En 1999, toute une génération de joueurs a pu découvrir un nouveau jeu de skateboard portant le nom d’une star incontestée de la discipline, à savoir Tony Hawk. Véritable phénomène sur la PlayStation première du nom, la licence a été déclinée en plusieurs opus sur bien des supports par la suite. Surexploitée, elle a fini par lasser les joueurs, à tel point qu’Activision a fait en sorte de remplacer Neversoft aux commandes de celle-ci. C’est donc Robomodo qui a pris la relève. Mais les opus Shred et Ride ont fait des flops commerciaux et critiques, ce qui n’a fait que ternir encore plus le blason de la série. Face à une concurrence qui a réussi à percer pendant un temps, avant de lâcher l’affaire, Acti a tenu à garder sa licence en vie en jouant sur l’idée des portages/remakes. Ainsi est né Tony Hawk's Pro Skater HD, un mixe entre les deux premiers opus de la licence. Reste à voir si les développeurs ont fait du bon travail…

Assemblage et bricolage




Tony Hawk's Pro Skater HD n’est ni un portage des deux premiers Tony Hawk’s, ni un remake. Il s’agit plutôt d’un mixe des deux opus remis au goût du jour. Au niveau du contenu, on retrouve sept niveaux (dont six à débloquer) qui font partie des préférences des fans de la licence qui ont répondu à un sondage lancé par les développeurs. Les connaisseurs peuvent ainsi retrouver l’Entrepôt, le Centre commercial et Downhill Jam issus du premier volet, ainsi que l’Ecole II, le Hangar, Venice Beach et Marseille issus du second. Pour l’occasion, le casting a été rafraîchi et les amateurs ont l’opportunité de débloquer quatre personnages bonus, donc le célèbre officier Dick et la version de 1999 de Tony Hawk. D’autres bonus sont à déverrouiller (les codes sont aussi de mise), comme l’équilibre infini pour les grinds, le skateur fantôme, le ralenti, etc. Dans tous les cas, si l’un de ces derniers paramètres est activé, la sauvegarde est quant à elle désactivée. Au niveau des modes de jeu, on retrouve le traditionnel mode Carrière qui demande de remplir certains objectifs sur chaque niveau (score, DVD secret à trouver – à la place de la cassette –, lettres S.K.A.T.E. à dénicher et objectifs plus spécifiques), et de récolter les billets qui traînent ci et là. Il faut grosso modo entre une heure et demie et deux heures pour parcourir d’un trait le mode carrière avec un personnage.

Bien entendu, cette durée est variable, selon que vous vous souveniez des opus originaux (rien n’a bougé) ou que vous les découvriez.

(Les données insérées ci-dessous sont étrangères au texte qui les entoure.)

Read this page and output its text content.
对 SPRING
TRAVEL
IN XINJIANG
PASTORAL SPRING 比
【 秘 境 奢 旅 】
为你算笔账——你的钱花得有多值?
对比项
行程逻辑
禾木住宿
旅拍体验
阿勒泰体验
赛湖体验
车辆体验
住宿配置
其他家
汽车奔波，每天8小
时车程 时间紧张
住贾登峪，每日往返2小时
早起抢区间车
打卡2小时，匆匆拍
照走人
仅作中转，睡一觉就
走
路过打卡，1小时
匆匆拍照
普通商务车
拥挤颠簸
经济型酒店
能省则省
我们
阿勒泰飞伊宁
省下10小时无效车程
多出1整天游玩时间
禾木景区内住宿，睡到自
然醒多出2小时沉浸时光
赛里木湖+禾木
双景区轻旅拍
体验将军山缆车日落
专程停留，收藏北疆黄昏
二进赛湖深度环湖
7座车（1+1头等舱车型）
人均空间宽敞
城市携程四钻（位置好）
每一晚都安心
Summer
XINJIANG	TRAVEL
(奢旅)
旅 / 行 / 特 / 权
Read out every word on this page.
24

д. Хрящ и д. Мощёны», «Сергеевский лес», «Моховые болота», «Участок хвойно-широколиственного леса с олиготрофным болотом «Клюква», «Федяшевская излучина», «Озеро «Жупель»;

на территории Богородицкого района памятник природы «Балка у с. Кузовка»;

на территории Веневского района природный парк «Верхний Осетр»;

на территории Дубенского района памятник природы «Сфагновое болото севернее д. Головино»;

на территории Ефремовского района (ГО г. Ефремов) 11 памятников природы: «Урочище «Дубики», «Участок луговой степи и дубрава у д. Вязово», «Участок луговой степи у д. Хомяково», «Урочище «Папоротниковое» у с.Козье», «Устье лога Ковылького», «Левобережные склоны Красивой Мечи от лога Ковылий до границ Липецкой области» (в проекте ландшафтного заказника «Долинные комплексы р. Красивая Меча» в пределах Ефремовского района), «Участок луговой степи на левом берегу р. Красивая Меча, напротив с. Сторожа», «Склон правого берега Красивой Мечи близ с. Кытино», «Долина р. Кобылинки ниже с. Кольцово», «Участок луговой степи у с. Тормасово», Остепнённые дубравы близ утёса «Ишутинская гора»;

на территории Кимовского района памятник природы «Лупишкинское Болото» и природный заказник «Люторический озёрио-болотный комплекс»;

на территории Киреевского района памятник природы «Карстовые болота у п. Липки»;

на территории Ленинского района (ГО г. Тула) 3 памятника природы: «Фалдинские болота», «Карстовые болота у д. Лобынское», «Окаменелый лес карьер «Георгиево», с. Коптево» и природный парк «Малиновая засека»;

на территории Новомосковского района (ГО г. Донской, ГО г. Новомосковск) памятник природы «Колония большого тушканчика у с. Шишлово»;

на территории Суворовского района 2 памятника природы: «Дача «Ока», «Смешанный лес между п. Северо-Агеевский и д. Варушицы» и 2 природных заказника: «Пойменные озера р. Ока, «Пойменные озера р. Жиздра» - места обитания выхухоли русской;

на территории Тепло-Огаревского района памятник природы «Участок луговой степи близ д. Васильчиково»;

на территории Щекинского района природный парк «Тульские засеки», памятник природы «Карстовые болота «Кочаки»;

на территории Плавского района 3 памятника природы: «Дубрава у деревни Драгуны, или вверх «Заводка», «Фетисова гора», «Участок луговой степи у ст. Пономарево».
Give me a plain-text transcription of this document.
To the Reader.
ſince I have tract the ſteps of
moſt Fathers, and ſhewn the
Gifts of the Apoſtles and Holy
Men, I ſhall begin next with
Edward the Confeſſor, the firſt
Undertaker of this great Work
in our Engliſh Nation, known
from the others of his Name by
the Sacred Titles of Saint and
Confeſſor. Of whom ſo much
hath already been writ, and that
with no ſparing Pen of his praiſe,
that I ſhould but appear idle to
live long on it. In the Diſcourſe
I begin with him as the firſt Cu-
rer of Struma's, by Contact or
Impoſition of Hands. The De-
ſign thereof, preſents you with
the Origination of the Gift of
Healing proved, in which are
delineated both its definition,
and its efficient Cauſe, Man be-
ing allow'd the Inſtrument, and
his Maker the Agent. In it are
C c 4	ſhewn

Le but, c’est bien entendu de remplir tous les objectifs de chaque niveau, et ce avec chaque personnage. C’est répétitif, tout le monde ne se forcera pas à refaire sans cesse des sessions de deux minutes jusqu’à tout boucler, mais c’est le principe de l’époque qui a été conservé. Avec l’argent récolté, on peut notamment booster les stats de notre personnage, s’acheter de nouveaux tricks, voire des mouvements spéciaux à attribuer à des emplacements (combinaisons de touches) vides, ou encore des skates. En revanche, on regrette qu’au lieu d’avoir un éditeur de personnage, le seul petit plus niveau casting soit la possibilité de jouer avec son Avatar (ce qui désactive le sang lors des chutes). Celui-ci ne s’intègre pas forcément bien à l’univers et, à vrai dire, on s’en serait bien passé. Histoire de permettre aux joueurs de rentabiliser leur achat, le titre étant tout de même affiché à 1200 MSP, soit à une quinzaine d’euros, les développeurs ont ajouté un mode skate libre, un mode destiné au scoring, des classements et deux autres modes un peu plus spéciaux. Dans le mode Survie, il faut absolument tout faire pour dégonfler la tête de son perso. Au fil du temps, celle-ci gonfle et, arrivée à un taux de 100%, elle explose. Pour ralentir le processus, on est obligé de faire toujours plus de combinaisons de tricks.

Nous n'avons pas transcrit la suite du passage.